If you want to avoid this, you need to add some hysteresis function.
This may look more "nice", but indeed it adds some error. It s no improvement in accuracy or precision.

Klaus

 

[Okada]

How to add hysteresis ? By taking average of several values ? I am taking now 256 readings and then average. 50us is the delay between each reading. It will be tested tomorrow by my client on hardware.

 

[betwixt]

No matter how many samples you average there will always be a border condition. Ask yourself which is more accurate, when the actual value should be 99.9999, is it nearer to show 99 or 100? At what threshold should the 99 become 100? Think carefully before answering!

Hysteresis implies you store and re-use the same value unless the measurement changes more than a certain amount. It ensures the digits stay the same until the change is significant enough to warrant updating them.

Brian.

 

[Okada]

I have actually implemented that that is only when previous_adc_value is not equal to adc_value then only value is updated on display.

 

[Okada]

Taking averages of 256 adc readings worked. Here is my .hex file working video.

**broken link removed**

After 4 hours the product has been completely reverse engineered.

 

[betwixt]

I have actually implemented that that is only when previous_adc_value is not equal to adc_value then only value is updated on display.

That makes no improvement to the 'flicker' as it will update whenever the numbers change anyway. It may help slightly by avoiding some software routines until they are needed.

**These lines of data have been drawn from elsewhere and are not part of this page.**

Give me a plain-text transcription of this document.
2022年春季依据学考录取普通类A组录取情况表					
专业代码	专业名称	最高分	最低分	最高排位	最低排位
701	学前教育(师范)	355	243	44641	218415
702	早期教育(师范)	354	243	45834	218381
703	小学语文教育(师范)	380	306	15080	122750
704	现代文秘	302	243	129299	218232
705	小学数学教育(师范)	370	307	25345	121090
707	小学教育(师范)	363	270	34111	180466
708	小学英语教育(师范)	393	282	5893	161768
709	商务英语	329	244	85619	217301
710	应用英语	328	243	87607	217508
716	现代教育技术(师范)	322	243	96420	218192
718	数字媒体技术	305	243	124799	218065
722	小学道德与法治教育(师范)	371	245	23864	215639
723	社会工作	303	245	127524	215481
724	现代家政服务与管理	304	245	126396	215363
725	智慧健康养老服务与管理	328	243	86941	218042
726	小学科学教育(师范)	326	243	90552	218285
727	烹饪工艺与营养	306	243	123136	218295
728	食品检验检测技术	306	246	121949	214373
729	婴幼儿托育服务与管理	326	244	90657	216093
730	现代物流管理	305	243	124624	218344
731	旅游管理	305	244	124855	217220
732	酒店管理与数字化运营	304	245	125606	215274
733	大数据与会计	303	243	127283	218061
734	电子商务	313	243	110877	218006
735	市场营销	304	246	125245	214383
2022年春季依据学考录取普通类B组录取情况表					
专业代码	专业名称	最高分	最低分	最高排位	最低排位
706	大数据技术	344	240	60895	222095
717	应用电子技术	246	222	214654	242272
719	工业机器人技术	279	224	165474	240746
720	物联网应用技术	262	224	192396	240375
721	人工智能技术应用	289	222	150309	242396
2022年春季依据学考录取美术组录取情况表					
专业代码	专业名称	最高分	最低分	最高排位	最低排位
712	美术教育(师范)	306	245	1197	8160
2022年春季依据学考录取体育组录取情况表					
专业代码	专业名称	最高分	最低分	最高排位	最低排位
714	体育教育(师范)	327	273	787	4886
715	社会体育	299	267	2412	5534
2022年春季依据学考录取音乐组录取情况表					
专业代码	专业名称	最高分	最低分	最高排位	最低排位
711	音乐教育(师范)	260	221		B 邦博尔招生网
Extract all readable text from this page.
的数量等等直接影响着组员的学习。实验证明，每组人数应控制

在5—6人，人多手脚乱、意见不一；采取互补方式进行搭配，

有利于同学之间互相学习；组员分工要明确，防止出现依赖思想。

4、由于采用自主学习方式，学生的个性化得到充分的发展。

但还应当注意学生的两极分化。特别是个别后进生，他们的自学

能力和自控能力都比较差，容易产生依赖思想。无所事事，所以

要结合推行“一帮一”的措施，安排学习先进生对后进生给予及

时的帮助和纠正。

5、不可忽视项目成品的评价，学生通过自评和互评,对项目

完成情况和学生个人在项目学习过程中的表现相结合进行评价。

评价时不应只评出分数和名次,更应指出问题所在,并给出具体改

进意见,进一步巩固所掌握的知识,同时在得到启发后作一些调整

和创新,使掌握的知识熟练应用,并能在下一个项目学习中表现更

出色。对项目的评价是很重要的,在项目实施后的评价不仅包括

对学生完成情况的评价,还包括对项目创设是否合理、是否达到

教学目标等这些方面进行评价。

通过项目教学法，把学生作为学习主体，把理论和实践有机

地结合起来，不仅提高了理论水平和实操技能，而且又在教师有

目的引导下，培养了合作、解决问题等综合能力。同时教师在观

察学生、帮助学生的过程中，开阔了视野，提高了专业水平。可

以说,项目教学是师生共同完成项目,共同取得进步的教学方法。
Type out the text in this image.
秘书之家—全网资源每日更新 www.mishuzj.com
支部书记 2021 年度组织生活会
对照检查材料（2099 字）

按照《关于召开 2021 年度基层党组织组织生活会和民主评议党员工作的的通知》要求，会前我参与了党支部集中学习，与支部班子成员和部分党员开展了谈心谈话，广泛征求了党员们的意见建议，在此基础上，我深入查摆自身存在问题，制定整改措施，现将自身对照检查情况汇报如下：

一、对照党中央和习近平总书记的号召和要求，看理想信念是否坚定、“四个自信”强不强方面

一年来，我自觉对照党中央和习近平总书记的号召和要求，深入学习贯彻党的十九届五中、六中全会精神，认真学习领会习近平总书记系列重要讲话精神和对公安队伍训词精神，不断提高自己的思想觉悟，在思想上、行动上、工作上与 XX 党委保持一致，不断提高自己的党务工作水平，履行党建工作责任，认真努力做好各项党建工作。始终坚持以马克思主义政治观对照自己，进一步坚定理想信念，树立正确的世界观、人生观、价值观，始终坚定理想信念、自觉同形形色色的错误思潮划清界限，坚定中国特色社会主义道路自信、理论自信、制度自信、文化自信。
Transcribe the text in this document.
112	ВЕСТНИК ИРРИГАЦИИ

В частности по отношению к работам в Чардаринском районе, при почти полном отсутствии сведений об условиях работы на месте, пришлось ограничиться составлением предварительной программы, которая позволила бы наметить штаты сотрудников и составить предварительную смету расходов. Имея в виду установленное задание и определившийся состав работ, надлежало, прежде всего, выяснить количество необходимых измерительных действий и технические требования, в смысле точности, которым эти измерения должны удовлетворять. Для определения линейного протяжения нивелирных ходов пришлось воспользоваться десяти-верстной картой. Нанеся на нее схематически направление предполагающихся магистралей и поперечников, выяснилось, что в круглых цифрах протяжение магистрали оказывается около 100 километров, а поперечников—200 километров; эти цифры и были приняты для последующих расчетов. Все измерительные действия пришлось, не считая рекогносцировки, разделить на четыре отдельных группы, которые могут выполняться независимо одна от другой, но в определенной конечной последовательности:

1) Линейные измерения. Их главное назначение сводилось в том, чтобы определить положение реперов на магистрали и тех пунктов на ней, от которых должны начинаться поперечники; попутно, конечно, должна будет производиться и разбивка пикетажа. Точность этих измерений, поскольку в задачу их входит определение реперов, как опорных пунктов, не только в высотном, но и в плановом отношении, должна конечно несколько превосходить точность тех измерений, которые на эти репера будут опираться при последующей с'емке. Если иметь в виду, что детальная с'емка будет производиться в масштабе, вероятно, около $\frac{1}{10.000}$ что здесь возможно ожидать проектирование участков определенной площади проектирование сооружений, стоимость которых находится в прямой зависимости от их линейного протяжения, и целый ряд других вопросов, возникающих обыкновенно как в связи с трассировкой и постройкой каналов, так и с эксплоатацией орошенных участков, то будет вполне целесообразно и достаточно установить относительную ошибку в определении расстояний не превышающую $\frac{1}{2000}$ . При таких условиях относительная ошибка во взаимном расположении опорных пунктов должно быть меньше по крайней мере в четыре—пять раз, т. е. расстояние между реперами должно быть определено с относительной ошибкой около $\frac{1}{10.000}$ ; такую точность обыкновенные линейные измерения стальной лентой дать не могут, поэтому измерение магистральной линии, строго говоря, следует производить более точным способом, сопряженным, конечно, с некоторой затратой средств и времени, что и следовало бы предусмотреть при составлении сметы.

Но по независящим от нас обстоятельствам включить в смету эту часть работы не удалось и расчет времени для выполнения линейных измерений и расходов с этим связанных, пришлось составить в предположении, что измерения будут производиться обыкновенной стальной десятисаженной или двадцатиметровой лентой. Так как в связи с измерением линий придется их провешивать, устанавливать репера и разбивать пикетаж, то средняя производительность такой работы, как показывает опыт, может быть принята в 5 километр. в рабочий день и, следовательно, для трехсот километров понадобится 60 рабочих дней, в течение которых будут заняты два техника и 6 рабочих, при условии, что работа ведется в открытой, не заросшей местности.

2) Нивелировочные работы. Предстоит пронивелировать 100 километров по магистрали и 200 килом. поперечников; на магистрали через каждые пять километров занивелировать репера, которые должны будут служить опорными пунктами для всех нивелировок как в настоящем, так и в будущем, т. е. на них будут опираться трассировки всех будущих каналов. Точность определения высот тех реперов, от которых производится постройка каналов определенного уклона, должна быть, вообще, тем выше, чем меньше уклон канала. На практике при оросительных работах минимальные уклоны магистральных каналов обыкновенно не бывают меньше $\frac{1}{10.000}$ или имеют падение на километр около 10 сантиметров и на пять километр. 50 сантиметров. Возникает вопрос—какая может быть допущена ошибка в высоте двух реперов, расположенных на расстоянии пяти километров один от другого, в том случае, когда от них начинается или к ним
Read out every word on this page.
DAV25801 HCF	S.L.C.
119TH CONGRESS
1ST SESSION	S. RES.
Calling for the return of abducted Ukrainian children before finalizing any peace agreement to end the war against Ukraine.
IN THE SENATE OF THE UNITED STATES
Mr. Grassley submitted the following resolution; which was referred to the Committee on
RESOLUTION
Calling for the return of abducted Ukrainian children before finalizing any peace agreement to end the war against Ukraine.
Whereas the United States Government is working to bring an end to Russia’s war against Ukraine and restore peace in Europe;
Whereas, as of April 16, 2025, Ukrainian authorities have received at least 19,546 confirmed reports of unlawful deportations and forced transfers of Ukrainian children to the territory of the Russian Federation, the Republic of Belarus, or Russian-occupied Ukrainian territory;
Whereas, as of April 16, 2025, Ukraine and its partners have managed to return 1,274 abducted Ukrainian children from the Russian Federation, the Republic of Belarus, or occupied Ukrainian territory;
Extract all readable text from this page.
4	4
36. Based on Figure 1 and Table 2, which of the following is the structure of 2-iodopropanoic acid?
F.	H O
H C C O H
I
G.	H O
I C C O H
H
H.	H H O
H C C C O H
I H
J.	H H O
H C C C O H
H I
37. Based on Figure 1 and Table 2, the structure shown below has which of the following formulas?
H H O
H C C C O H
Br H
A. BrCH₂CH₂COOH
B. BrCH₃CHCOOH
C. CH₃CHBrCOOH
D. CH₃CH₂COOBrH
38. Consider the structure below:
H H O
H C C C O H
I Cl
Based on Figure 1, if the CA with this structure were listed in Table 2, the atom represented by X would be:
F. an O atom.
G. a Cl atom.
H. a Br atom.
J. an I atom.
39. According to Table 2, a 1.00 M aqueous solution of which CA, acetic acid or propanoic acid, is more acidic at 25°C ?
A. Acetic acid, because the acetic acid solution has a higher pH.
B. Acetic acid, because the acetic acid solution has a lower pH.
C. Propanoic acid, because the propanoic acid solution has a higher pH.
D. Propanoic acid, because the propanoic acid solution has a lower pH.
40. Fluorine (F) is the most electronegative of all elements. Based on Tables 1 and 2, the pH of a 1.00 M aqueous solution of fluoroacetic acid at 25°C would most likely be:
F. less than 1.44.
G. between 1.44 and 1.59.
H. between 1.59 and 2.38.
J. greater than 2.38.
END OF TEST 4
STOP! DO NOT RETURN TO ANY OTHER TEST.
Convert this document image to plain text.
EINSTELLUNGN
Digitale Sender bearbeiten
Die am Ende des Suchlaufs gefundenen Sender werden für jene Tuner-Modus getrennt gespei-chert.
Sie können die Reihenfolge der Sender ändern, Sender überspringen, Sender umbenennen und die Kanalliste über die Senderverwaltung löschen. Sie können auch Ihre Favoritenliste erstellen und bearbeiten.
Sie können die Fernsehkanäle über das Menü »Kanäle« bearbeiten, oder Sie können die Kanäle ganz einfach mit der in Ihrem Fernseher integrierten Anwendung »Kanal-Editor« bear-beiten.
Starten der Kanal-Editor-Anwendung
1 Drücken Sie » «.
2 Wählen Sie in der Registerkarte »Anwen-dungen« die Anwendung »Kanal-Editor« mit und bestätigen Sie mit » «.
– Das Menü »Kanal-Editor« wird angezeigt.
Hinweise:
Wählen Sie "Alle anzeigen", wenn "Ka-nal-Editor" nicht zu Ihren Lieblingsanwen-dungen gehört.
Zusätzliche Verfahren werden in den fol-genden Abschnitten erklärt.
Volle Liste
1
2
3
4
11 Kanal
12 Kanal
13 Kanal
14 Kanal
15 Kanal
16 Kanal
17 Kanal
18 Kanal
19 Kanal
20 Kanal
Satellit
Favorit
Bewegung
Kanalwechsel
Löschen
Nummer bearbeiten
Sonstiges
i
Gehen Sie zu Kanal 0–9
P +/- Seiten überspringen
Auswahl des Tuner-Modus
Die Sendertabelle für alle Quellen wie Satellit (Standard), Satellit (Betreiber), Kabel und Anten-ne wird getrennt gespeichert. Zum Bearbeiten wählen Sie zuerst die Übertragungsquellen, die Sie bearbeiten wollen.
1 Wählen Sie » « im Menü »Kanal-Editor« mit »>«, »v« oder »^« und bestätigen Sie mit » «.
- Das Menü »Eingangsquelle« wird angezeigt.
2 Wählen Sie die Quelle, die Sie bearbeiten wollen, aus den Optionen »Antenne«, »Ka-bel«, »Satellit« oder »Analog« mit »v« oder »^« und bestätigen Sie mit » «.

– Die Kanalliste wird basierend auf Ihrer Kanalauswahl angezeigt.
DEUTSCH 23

Averaging also make no difference to the problem unless you are removing real noise from the measurment. If noise is present, the more accurate fix is to eliminate it before measuring it, not to make the value change less responsive.

Brian.

 

[Okada]

I am reading output of bridge rectifier after scaling it using adc. You can see in video of post #14 that LSB fluctuation is eliminated. The problem is solved. It doesn't matter to me if 220V is displayed as 219 or 221V. At present 220V read by multimeter is being displayed as 220V on PIC circuit.